A Political Tsunami Hits Japan

July 31, 1989

VOTERS have staged a revolt in Japan. After almost 35 years of total control, the Liberal Democratic Party has been stunned by an overwhelming defeat in the Diet's upper chamber. The election signals change, but the new currents shaping Japanese domestic politics need not alarm the West. The defeat gives us a clue to just how unpopular the LDP has become. The Recruit scandal proved what the Japanese public always suspected; virtually everyone in the party leadership is corrupt, and corruption is spreading even to the usually trustworthy bureaucracy.

The country's new 3 percent consumption tax, railroaded through the Diet last year by the LDP, certainly did not help either. At a time when the Japanese government is promising more consumption to trading partners, and when the privatization of public corporations is bringing budget surpluses, the general public perceives this new tax as a barefaced attempt to curb personal spending even as the LDP lives it up on money extorted from favored business sectors.

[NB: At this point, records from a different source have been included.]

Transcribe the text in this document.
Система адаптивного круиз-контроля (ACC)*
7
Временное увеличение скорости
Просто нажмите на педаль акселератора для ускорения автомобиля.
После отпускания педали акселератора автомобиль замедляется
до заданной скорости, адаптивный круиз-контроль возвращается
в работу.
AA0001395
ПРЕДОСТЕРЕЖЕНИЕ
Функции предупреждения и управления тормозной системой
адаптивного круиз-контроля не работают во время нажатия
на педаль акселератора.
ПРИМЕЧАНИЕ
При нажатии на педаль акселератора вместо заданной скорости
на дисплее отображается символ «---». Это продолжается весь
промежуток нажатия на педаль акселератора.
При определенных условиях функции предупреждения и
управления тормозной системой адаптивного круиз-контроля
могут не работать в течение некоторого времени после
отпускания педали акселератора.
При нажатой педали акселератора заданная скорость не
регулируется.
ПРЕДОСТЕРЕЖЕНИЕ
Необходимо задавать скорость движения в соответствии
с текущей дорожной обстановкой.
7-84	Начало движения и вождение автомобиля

The replacement of disgraced Prime Minister Noboru Takeshita by Sousuke Uno only showed how out of touch with public sentiment the LDP had become. The LDP's first choice to replace Takeshita was the bland, but respected, party elder Masayoshi Ito, but when Ito demanded a free hand in reforming the LDP, the party installed Mr. Uno.

Uno wasn't even important enough to have been paid off during the Recruit scandal, and was nobody's popular choice, even within his own party. His only virtue was that he was supposed to be clean. Then came the damaging revelations about Uno's dealings with women.

Most Western observers have favorable perceptions of the LDP. They point to Japan's economic growth and four decades of conservative rule within the Diet. This view, however, is not wholly shared by the Japanese public.

Japanese often say that ``Japan is rich but the people are poor.'' Despite the highest per capita GNP among industrial nations, Japanese employees work 25 percent longer than West Germans; they can't find affordable housing; their road, public transportation, and recreational areas are woefully inadequate; they even have to go outside their country to enjoy shopping or to take a vacation.

Japanese women also object to the rigid, feudalistic attitudes of the ruling conservatives. Women find it difficult to do anything but cater to the needs of children and men. On top of that, the younger generations of Japanese have tired of the self-denial and notorious regimentation upheld as the model of virtue by their elderly leaders.

So what does this defeat mean? Uno certainly had to resign, but this diversionary tactic cannot pave a return to the status quo ante. The opposition parties can use their new majority in the upper house to bring the parliamentary process to a standstill. To break the anticipated deadlock, the LDP may have to call an early election that jeopardizes its position in the powerful lower house.

In fact, the LDP could lose control of that chamber as well. In that case, the party would have to cut a deal to entice into its coalition one of the moderate opposition parties, the Democratic Socialist Party or the Clean Government Party. The LDP would be expected to concede its support of the consumption tax and agree to political fund-raising reforms. It might even give up Cabinet posts and give the opposition a chance to change conservative labor, social welfare, and educational policies.

The LDP is learning the hard way that the Japanese public wants something more than the narrow, pro-growth policies it offers. Like the Roman galley that won naval glory on the backs of the oarsmen below deck, postwar Japan has won victories in international economic competition under the guidance of its conservative leaders, but at some cost to social welfare and development. Today, the LDP has to deal with a population that is beginning to realize there is more to life than just rowing hard to keep Japan ahead in the international GNP race.

The West needn't fear the domestic political crisis in Japan. Despite its big victory, the Japanese public doesn't trust the Japan Socialist Party, because it wants to scrap the popular security treaty with the US. The Japan Communist Party is close to pariah status because it can't escape an association with China and the Tiananmen massacre. Japanese voters are not shifting to the left; they are simply fed up with the corruption within the LDP.

This current crisis could actually improve relations with the West. Japan's trading partners have been pressuring it to work less, invest more in housing and other social services, and buy additional finished goods in a truly liberalized domestic environment. Now Japanese voters have told the LDP they like that idea, too. This new domestic pressure could reinforce foreign demands for a balanced relationship between growth and social welfare inside Japan. The sun isn't setting yet for the conservatives, but they may be forced to devise new policy priorities that will mean a better deal for both the West and the average Japanese citizen.